It may sound counterintuitive in an era that often lionizes the “hero CEO,” but effective leadership teams actually outperform even the most effective individual leaders. They do so consistently, and in almost every context. A recent Bain & Company study of 1,250 companies found a meaningful correlation between highly effective top teams and companies that beat their competition in revenue growth, profitability, and total shareholder return.
The things these high-performing top teams have in common are not what companies have traditionally focused on, such as cultivating highly talented individuals with deep expertise and all the right experiences.
What makes the biggest difference is a top team’s ability to behave as a collective.
The research found that the most effective leadership teams demonstrate five observable behaviors:
- Direction—they align on strategy.
- Discipline—they make and execute decisions consistently and have productive meetings.
- Collaboration—they build trust, intentionally problem solve and brainstorm together, and hold each other accountable.
- Dynamism—they prepare for and lead change.
- Drive—they’re industrious and resilient.
Perhaps surprisingly, a high percentage of top teams struggle to work together well. Sixty-five percent of senior executives surveyed by the Center for Creative Leadership in 2020 described their leadership team as ineffective, and only roughly one in five found their executive teams to be high performing.
Teams are the locus of performance and culture in all organizations, and top teams have a unique opportunity to act as a powerful role model for others.
Direction
A top team shares and holds to a common direction by authoring and aligning around its organization’s vision, purpose, and strategy, then sharing with one another how they’ve translated them into short- and long-term priorities for their respective parts of the business. They demonstrate commitment, uniting around and standing by the strategy when under pressure from outside the team, and put this greater good above individual or other interests, something that can help keep silos from forming.
Discipline
Efficient meetings and good decision-making practices are important aspects of the discipline of strong teams. Without them, decisions are made inconsistently, meetings are unproductive, and efforts that require attention to detail—like planning, monitoring, and execution—are shortchanged.

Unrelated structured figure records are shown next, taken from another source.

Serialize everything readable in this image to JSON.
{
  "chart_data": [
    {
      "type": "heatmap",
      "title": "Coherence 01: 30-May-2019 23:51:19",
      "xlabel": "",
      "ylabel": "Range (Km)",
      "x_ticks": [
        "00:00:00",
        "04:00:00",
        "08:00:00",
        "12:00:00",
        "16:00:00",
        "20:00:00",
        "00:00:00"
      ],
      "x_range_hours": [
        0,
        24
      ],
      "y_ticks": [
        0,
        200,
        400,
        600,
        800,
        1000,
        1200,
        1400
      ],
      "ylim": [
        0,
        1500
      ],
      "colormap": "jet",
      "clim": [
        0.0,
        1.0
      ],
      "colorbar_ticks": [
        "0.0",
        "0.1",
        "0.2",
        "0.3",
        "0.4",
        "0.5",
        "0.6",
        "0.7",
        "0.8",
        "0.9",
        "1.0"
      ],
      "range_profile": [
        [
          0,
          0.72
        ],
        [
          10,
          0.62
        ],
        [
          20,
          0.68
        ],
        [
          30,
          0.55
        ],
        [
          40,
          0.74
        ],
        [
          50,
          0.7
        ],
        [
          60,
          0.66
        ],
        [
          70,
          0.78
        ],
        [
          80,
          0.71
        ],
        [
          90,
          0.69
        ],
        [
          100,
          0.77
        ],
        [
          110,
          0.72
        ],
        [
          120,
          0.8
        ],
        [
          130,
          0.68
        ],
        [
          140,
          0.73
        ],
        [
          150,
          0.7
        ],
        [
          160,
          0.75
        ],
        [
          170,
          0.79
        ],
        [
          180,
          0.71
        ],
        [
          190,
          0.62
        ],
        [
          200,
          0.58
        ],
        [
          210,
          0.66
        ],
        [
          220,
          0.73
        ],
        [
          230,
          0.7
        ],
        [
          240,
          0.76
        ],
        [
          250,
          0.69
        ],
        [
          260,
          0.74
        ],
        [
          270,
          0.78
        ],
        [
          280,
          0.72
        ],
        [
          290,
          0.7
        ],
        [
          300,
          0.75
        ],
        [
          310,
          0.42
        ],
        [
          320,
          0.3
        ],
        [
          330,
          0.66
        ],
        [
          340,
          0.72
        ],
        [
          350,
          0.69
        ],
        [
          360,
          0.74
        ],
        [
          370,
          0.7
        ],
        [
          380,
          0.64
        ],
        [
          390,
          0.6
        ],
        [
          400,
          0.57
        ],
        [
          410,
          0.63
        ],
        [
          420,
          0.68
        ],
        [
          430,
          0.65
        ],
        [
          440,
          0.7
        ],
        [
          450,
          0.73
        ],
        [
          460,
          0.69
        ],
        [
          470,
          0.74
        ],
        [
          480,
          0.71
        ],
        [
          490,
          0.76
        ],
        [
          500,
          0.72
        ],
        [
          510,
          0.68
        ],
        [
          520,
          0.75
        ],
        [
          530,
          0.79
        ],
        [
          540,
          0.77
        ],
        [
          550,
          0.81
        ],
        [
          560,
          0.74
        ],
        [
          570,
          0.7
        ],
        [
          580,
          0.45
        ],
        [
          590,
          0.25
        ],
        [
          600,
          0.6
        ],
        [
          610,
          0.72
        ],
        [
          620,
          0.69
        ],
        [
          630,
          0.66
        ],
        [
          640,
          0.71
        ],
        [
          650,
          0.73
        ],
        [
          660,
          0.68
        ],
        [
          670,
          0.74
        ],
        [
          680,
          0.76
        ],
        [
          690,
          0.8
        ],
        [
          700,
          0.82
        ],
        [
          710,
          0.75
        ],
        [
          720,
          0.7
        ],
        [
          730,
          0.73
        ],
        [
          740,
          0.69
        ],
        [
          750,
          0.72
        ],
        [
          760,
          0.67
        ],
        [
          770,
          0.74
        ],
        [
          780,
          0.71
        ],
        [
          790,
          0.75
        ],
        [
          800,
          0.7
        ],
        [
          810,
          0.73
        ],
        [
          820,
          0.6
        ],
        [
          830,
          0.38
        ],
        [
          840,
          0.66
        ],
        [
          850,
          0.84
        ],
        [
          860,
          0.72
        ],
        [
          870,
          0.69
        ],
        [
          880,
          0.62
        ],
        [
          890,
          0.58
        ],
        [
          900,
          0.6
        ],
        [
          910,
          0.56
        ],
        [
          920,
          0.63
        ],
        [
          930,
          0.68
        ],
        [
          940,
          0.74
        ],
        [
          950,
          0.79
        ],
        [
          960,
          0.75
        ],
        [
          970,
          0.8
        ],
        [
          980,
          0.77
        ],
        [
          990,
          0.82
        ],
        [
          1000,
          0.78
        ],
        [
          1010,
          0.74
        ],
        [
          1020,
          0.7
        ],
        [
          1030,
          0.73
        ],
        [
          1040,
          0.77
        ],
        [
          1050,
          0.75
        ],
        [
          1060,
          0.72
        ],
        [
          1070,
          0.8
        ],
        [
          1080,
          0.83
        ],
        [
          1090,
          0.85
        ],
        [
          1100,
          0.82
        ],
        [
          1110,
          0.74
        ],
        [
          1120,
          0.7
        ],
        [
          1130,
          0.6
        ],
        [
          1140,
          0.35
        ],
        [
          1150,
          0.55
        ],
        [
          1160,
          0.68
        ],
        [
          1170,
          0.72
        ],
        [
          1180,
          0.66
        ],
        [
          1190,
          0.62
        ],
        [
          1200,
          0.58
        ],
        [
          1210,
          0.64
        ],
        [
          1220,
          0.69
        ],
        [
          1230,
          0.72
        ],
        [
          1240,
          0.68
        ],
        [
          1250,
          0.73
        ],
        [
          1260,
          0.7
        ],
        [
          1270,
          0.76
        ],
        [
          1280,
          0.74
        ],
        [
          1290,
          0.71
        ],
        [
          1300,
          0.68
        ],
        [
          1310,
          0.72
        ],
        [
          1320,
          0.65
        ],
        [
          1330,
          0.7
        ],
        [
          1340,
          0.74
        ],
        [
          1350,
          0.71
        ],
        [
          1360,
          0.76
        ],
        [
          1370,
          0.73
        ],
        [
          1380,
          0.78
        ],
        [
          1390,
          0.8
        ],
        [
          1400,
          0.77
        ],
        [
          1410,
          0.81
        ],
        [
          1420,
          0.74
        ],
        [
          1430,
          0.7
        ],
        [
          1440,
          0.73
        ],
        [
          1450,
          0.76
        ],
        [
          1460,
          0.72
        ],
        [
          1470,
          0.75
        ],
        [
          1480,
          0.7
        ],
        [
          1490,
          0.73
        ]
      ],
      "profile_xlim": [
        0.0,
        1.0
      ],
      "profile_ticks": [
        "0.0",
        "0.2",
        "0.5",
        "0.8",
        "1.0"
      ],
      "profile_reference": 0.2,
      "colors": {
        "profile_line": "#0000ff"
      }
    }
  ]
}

Teams must create and organize the space, time, and flexibility to be productive. Meetings should be the locus of productivity, but teams often aren’t rigorous about preparation, conduct, and follow-through. The behaviors that lead to well-structured and well-run meetings also support other valuable behaviors, including collaboration. Poorly run meetings, on the other hand, can have a negative domino effect, like lack of participation, disengagement, and retreat to silos.
Collaboration
A lack of collaboration can often result in an environment resembling either a cage match or a morgue. A highly collaborative team, by contrast, has focus, energy, and accountability. It executes. Demonstrating a “win-together, lose-together” attitude, these teams are grounded in personal and working relationships that help trust take root. They practice inclusion. As a result, they establish the psychological safety necessary to innovate, fail, and give and receive feedback.
Dynamism
Teams that treat change as a constant and understand how to behave together are dynamic in the face of both opportunities and challenges. They continuously seek and engage with information from channels outside and inside their organization. They also create the conditions for innovation by investing in it, securing resources, and setting expectations, compensation, and incentives that allow for failure.

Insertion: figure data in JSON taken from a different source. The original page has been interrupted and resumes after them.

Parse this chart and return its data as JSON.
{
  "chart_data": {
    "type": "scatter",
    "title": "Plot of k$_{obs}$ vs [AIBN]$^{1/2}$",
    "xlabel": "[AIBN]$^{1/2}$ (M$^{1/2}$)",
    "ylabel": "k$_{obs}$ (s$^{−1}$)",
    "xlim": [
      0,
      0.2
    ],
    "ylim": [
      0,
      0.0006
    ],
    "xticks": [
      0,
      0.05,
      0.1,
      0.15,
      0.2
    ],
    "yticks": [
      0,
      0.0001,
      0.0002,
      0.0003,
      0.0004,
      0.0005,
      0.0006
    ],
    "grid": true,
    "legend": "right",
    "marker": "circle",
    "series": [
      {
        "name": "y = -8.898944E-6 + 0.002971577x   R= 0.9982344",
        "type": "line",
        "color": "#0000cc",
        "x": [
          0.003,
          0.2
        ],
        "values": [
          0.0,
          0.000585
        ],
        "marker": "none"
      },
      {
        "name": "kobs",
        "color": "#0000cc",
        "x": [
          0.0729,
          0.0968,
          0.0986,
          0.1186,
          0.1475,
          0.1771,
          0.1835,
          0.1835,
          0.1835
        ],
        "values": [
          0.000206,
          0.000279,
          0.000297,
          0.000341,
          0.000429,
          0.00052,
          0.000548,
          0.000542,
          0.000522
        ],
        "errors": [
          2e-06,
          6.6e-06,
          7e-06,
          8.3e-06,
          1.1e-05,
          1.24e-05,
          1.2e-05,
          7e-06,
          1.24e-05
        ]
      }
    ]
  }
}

A bias for action enables a team to respond with speed and deliberation to new scenarios by modifying plans and executing accordingly. Intentional learning from both successes and mistakes accelerates this process.
Drive
Covid-19 showed that teams that sustain their drive over the long term help their organizations not only survive but thrive. They prepare for potential setbacks and are industrious—focused, diligent, detail-oriented. They embrace the creative friction that comes from constructive debate, especially when under pressure, and follow a process to resolve conflict. By reiterating and recommitting to their goals, members help one another maintain focus and persevere. A focus on problem solving and innovation helps them face difficulties head-on with confidence and optimism.

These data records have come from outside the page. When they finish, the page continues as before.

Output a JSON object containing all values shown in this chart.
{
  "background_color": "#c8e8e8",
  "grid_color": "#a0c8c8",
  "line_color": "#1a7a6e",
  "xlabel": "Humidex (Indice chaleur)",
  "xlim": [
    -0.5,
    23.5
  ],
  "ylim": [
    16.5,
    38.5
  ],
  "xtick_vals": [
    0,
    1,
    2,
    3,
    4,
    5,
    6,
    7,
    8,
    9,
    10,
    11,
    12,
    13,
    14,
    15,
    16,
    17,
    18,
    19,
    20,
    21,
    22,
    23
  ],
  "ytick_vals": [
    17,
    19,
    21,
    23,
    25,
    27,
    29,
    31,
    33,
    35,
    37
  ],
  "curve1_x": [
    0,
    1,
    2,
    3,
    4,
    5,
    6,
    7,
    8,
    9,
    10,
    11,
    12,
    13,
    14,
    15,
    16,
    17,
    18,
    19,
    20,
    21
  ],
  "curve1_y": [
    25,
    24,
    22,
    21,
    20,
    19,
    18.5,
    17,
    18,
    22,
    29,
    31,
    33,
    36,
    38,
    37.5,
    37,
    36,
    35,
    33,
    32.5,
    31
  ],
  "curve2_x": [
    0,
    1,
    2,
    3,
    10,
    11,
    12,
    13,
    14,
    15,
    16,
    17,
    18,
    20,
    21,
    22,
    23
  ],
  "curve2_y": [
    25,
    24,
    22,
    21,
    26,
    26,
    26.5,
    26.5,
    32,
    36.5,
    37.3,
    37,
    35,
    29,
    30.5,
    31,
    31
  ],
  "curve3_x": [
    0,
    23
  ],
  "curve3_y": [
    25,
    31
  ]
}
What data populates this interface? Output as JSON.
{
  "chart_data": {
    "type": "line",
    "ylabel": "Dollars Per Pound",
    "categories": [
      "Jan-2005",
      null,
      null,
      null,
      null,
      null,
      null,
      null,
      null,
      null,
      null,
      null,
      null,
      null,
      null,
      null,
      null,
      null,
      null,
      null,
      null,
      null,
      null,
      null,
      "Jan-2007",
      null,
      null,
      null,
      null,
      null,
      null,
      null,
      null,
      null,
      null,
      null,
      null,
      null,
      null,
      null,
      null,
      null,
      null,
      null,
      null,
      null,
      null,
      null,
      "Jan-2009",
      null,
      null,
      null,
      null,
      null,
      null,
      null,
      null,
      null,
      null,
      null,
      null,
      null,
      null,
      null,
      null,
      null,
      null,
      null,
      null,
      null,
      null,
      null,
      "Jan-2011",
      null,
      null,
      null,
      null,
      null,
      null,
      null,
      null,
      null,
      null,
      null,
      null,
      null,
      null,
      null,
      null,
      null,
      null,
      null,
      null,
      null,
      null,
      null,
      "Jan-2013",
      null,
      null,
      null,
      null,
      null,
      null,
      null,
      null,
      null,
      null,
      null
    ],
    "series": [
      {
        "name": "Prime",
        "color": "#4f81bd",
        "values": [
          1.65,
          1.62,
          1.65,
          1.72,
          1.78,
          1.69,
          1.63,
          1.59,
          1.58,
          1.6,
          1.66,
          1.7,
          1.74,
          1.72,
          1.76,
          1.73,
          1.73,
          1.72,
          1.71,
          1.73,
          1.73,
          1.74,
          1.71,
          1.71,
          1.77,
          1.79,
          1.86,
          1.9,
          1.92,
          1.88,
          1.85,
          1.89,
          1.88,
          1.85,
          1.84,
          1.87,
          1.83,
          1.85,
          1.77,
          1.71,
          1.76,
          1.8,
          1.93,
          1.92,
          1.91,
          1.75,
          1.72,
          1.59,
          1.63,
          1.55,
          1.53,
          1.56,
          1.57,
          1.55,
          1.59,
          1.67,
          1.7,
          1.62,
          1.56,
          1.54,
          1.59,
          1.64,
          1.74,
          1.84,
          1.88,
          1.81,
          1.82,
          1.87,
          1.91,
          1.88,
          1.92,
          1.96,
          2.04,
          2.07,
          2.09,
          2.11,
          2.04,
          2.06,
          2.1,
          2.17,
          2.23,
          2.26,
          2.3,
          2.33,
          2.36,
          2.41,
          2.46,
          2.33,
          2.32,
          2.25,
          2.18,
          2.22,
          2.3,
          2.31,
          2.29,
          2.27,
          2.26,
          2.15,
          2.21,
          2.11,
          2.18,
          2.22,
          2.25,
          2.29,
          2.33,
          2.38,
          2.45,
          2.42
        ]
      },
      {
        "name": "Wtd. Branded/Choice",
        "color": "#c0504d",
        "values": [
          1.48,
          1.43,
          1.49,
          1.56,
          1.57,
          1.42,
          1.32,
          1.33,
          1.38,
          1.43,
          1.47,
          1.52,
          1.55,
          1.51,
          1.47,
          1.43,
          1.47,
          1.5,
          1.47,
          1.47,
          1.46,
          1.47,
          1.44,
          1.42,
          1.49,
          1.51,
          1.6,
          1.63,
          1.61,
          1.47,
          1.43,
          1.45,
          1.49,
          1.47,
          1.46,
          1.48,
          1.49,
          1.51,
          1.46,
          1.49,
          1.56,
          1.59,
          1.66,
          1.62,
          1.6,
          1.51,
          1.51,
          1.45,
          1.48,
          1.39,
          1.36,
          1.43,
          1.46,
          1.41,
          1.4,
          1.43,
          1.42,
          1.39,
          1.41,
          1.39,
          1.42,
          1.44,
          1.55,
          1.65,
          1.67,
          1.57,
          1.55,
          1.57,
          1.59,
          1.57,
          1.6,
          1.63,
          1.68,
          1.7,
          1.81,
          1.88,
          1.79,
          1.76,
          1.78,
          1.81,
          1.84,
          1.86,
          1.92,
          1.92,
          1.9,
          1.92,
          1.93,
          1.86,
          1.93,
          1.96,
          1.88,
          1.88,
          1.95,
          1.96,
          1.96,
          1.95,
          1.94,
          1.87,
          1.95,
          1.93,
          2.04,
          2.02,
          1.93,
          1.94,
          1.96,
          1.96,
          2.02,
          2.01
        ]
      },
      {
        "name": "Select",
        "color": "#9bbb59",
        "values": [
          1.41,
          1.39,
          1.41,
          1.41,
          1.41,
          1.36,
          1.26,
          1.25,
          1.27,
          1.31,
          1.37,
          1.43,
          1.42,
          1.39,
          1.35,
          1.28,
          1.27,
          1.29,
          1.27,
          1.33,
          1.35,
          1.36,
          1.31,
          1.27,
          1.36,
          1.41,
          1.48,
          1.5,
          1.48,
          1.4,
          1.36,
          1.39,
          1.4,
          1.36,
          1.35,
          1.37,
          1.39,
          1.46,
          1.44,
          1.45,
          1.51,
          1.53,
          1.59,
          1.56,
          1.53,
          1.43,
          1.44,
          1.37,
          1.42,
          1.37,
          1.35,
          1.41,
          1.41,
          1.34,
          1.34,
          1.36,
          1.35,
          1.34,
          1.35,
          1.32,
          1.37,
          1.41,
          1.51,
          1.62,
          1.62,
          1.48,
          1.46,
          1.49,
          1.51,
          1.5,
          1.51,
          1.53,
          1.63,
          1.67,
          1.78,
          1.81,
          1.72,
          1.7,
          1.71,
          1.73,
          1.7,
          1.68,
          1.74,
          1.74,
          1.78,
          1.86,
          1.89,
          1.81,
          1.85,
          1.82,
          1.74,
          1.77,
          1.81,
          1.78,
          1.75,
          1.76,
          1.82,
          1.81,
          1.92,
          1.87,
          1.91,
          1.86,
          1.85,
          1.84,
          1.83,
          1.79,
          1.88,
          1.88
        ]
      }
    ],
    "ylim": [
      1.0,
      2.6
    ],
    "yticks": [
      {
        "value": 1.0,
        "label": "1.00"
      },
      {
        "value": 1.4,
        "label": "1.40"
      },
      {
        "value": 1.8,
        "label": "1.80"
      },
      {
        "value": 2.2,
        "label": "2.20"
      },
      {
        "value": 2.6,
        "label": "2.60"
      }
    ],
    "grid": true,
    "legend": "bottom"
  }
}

Post-Covid, not wanting to revert to the old “normal,” the management team of a leading consumer products company decided to proactively invest in the effectiveness of their top team. There have been regular offsites to build trust and alignment; “balcony” sessions in which the team elevates its focus from the day-to-day “dance floor” of the business to look at the bigger picture; and short, informal Friday leadership huddles for making faster decisions on key priority topics. They are reimaging how they operate in the belief that their effectiveness as a collective has a powerful positive effect on both business performance and organizational culture.
And when top teams assess their behavior in this way, and address gaps across these five dimensions, they don’t just build their own effectiveness. They set an example that, when emulated throughout their organization, can be revolutionary.